The 9-megaton, hydrogen bomb that was originally housed in the warhead has, of course, been removed (as has the fuel). There were 54 Titan II missile sites: 18 each in Little Rock, AR; Wichita, KS; and Tucson, AZ. This one cost $10-11M to build in 1962 and the other 53 cost approximately the same.
At the Visitor Center a one-hour tour begins after watching a 15-minute video. This entire facility was top secret for many years. Today, everything has been de-classified and photos are permitted everywhere. We started the tour by accessing the underground facility where a four-person crew manned the missile site.
The entryway is 55 steps down and a freight elevator is also available. There are four checkpoints that each crew member had to pass through to access the control room area. Here is where the final one is located outside of the first blast door.
Note that all of the cables have slack to accommodate the impact of a nuclear hit to the missile site. Also, there are springs (inside the green cylindrical tubes) that are part of the design to maintain the integrity of the underground fortress from attack and aftershock waves.
Here is a photo of the control room where a launch could be initiated if so ordered by the President of the United States.
The red safe was where the launch sequence information was stored and would only be opened if the order was received to launch.
The crew never knew what the target locations were. There were three possible target locations for each of the 54 Titan II missile sites. This is the one piece of information that has never been de-classified.
This is the console where the Commander would sit. Near the center of the console is where the key would be inserted. The Deputy Commander would also have a key and separate console. Both were required to initiate a launch. The tour included a simulation of a launch initiation.
That thing in the table on the left is an ashtray. Yes, these guys smoked all of the time in this facility! It was manned for 20+ years and nicotine stains were everywhere, although most have been scrubbed clean by now.
This is the hallway that leads from the control room to the missile silo. All of this area is built with springs to accommodate a blast from a nuclear weapon, although only 30 days of food and air were available in the facility.
Suit worn for fueling stage 1 and 2 engines.

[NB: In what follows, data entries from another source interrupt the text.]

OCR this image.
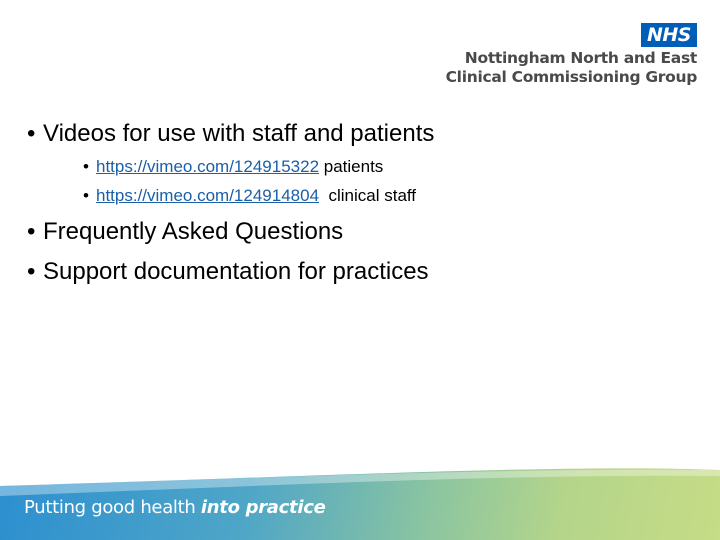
NHS
Nottingham North and East
Clinical Commissioning Group
• Videos for use with staff and patients
• https://vimeo.com/124915322 patients
• https://vimeo.com/124914804  clinical staff
• Frequently Asked Questions
• Support documentation for practices
Putting good health into practice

The Titan II was the most powerful ICBM (intercontinental ballistic missile) built by the US. It had a range of 6,000 miles in 30 minutes and would destroy 900 square miles. It was accurate to 1 mile of its target. The top speed of the missile was 20 times the speed of sound (16,000 mph). It is 103' tall. Here is a photo of the top of the missile in the silo.

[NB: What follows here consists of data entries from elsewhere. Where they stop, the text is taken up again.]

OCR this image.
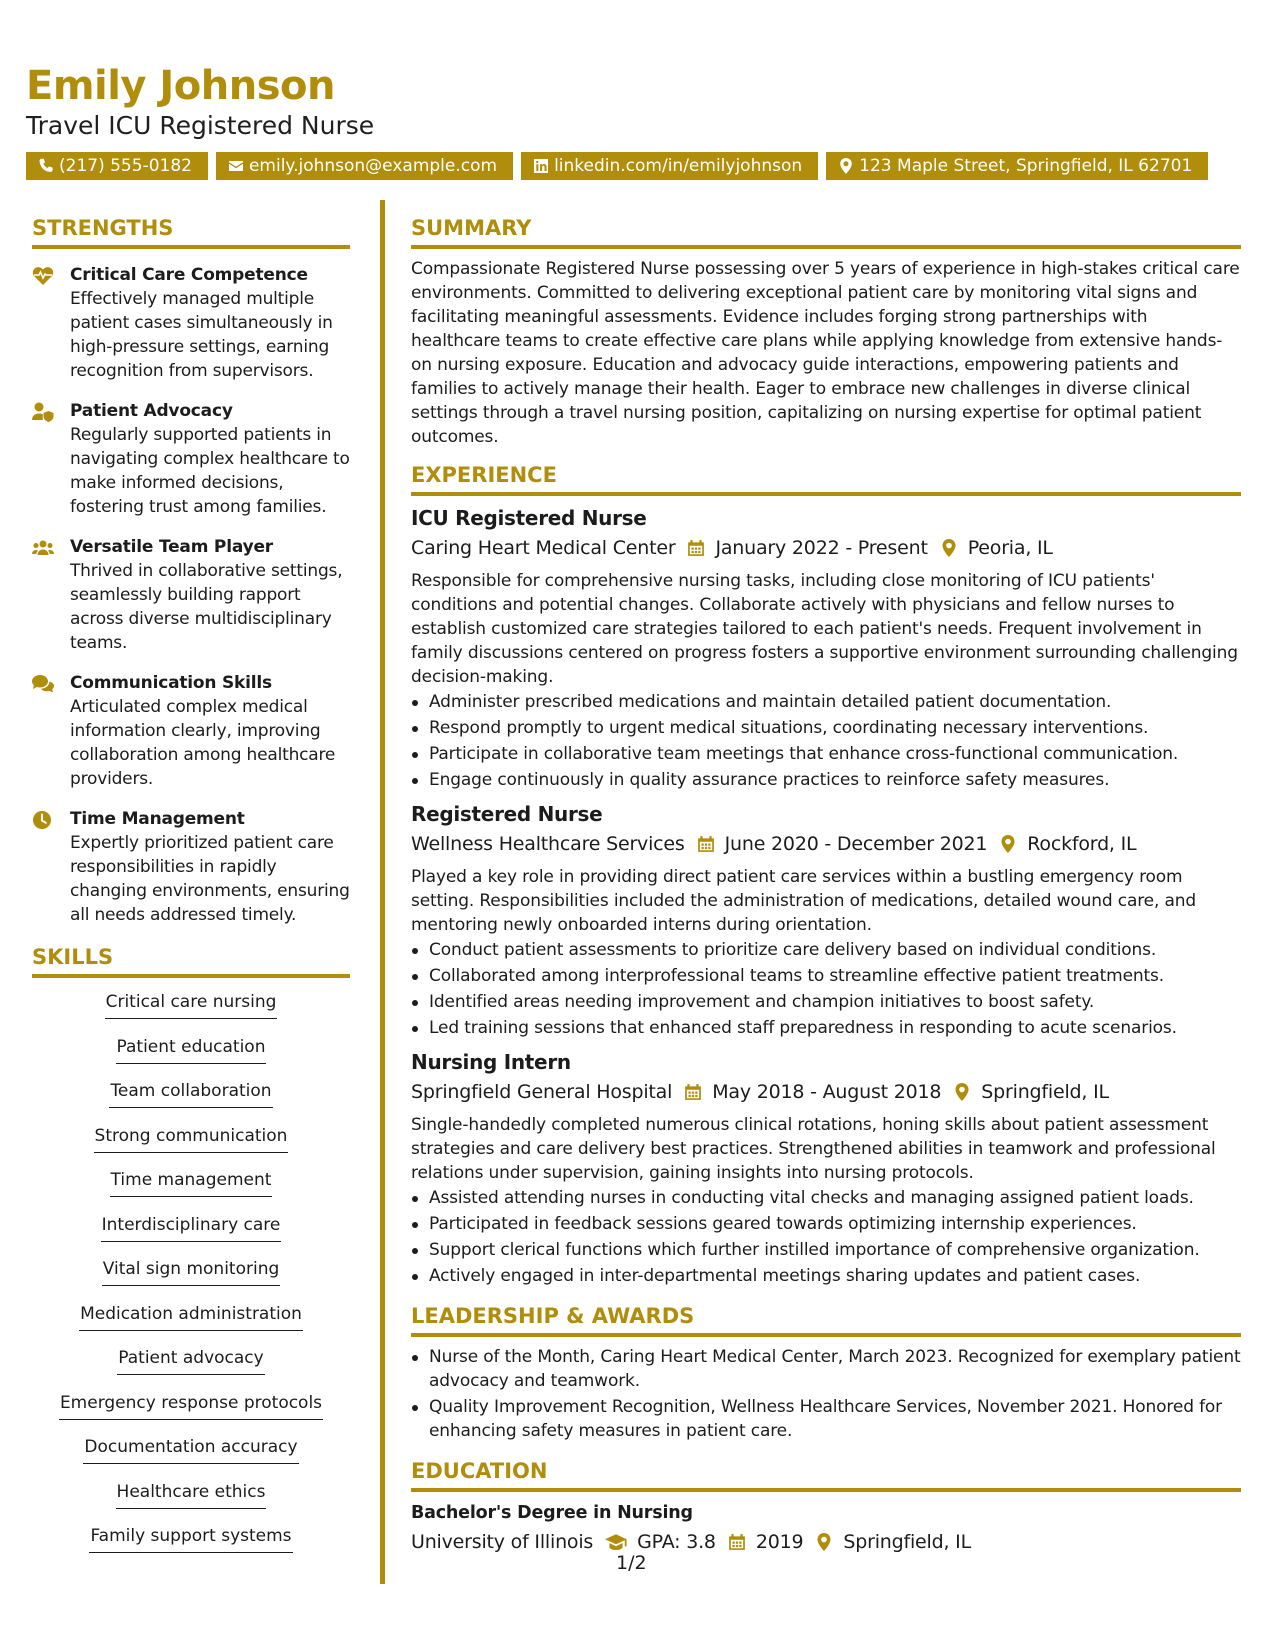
Emily Johnson
Travel ICU Registered Nurse
(217) 555-0182	emily.johnson@example.com	linkedin.com/in/emilyjohnson	123 Maple Street, Springfield, IL 62701
STRENGTHS
Critical Care Competence
Effectively managed multiple patient cases simultaneously in high-pressure settings, earning recognition from supervisors.
Patient Advocacy
Regularly supported patients in navigating complex healthcare to make informed decisions, fostering trust among families.
Versatile Team Player
Thrived in collaborative settings, seamlessly building rapport across diverse multidisciplinary teams.
Communication Skills
Articulated complex medical information clearly, improving collaboration among healthcare providers.
Time Management
Expertly prioritized patient care responsibilities in rapidly changing environments, ensuring all needs addressed timely.
SKILLS
Critical care nursing
Patient education
Team collaboration
Strong communication
Time management
Interdisciplinary care
Vital sign monitoring
Medication administration
Patient advocacy
Emergency response protocols
Documentation accuracy
Healthcare ethics
Family support systems
SUMMARY
Compassionate Registered Nurse possessing over 5 years of experience in high-stakes critical care environments. Committed to delivering exceptional patient care by monitoring vital signs and facilitating meaningful assessments. Evidence includes forging strong partnerships with healthcare teams to create effective care plans while applying knowledge from extensive hands-on nursing exposure. Education and advocacy guide interactions, empowering patients and families to actively manage their health. Eager to embrace new challenges in diverse clinical settings through a travel nursing position, capitalizing on nursing expertise for optimal patient outcomes.
EXPERIENCE
ICU Registered Nurse
Caring Heart Medical Center January 2022 - Present Peoria, IL
Responsible for comprehensive nursing tasks, including close monitoring of ICU patients' conditions and potential changes. Collaborate actively with physicians and fellow nurses to establish customized care strategies tailored to each patient's needs. Frequent involvement in family discussions centered on progress fosters a supportive environment surrounding challenging decision-making.
Administer prescribed medications and maintain detailed patient documentation.
Respond promptly to urgent medical situations, coordinating necessary interventions.
Participate in collaborative team meetings that enhance cross-functional communication.
Engage continuously in quality assurance practices to reinforce safety measures.
Registered Nurse
Wellness Healthcare Services June 2020 - December 2021 Rockford, IL
Played a key role in providing direct patient care services within a bustling emergency room setting. Responsibilities included the administration of medications, detailed wound care, and mentoring newly onboarded interns during orientation.
Conduct patient assessments to prioritize care delivery based on individual conditions.
Collaborated among interprofessional teams to streamline effective patient treatments.
Identified areas needing improvement and champion initiatives to boost safety.
Led training sessions that enhanced staff preparedness in responding to acute scenarios.
Nursing Intern
Springfield General Hospital May 2018 - August 2018 Springfield, IL
Single-handedly completed numerous clinical rotations, honing skills about patient assessment strategies and care delivery best practices. Strengthened abilities in teamwork and professional relations under supervision, gaining insights into nursing protocols.
Assisted attending nurses in conducting vital checks and managing assigned patient loads.
Participated in feedback sessions geared towards optimizing internship experiences.
Support clerical functions which further instilled importance of comprehensive organization.
Actively engaged in inter-departmental meetings sharing updates and patient cases.
LEADERSHIP & AWARDS
Nurse of the Month, Caring Heart Medical Center, March 2023. Recognized for exemplary patient advocacy and teamwork.
Quality Improvement Recognition, Wellness Healthcare Services, November 2021. Honored for enhancing safety measures in patient care.
EDUCATION
Bachelor's Degree in Nursing
University of Illinois GPA: 3.8 2019 Springfield, IL
1/2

The mission of the Titan II was deterrence, avoidance of nuclear attack by enemies (Soviet Union) of the U.S. during the years of the Cold War. To create a credible threat, the missiles were housed in underground silos to protect them from destruction in case of an attack.
Crew members were on 24-hour duty three days a week. They would conduct a complete check of the facility upon arriving and then again in 12 hours. This continued for over 20 years, 24x365, with the missile in a continuous state of readiness for launch during that entire time.
Here is a photo of the cover over the launch silo where the missile stood at the ready for decades.
The silo closure door weighs 760 tons and could be opened in 20 seconds by a hydraulic winch. It slid open on a track similar to railroad tracks. Today the door is locked in a half-open position affording a view down into the silo where the missile is housed.
Stage 1 engine burned for 2.5 minutes consuming 170 gallons of fuel per second. It boosted the missile to 50 miles up and 50 miles north toward the target. It was then jettisoned and the stage 2 engine was ignited.
Stage 2 engine of the missile burned for about 3 minutes and propelled the missile to an altitude of 200 miles.
The Titan II was powered by fuel (Aerozine 50) and an oxidizer (nitrogen tetroxide). This was the transfer point for fuel to the stage 1 and stage 2 engine fuel tanks on the missile.
There were various security detection devices at the facility although no one ever tried to breach it. Also, multiple radio receivers were maintained with backups to assure that a launch order could be received. Ultimately, if there had been a nuclear attack on the U.S., and if the U.S retaliated with the 54 Titan missiles the earth would virtually be a nuclear wasteland.
This was a very interesting museum. We learned the scary details about a time in our nation's history when we were in elementary school. We used to have air-raid drills that entailed getting underneath our desks in case of a nuclear attack. Ha! This would not have protected anyone, but we did not know any better at the time.
Admission for adults is $9.50/each and includes the tour. The museum is open all year except Thanksgiving and Christmas. Our guides (there were two) were very informative and knowledgeable about all aspects of the facility. The other 53 Titan II missile sites have been destroyed and the silos have been filled with dirt. This site remains property of the U.S. Air Force, but is managed by the museum team. The engineering that went into designing and building the missile and this facility in the 1960s is really amazing!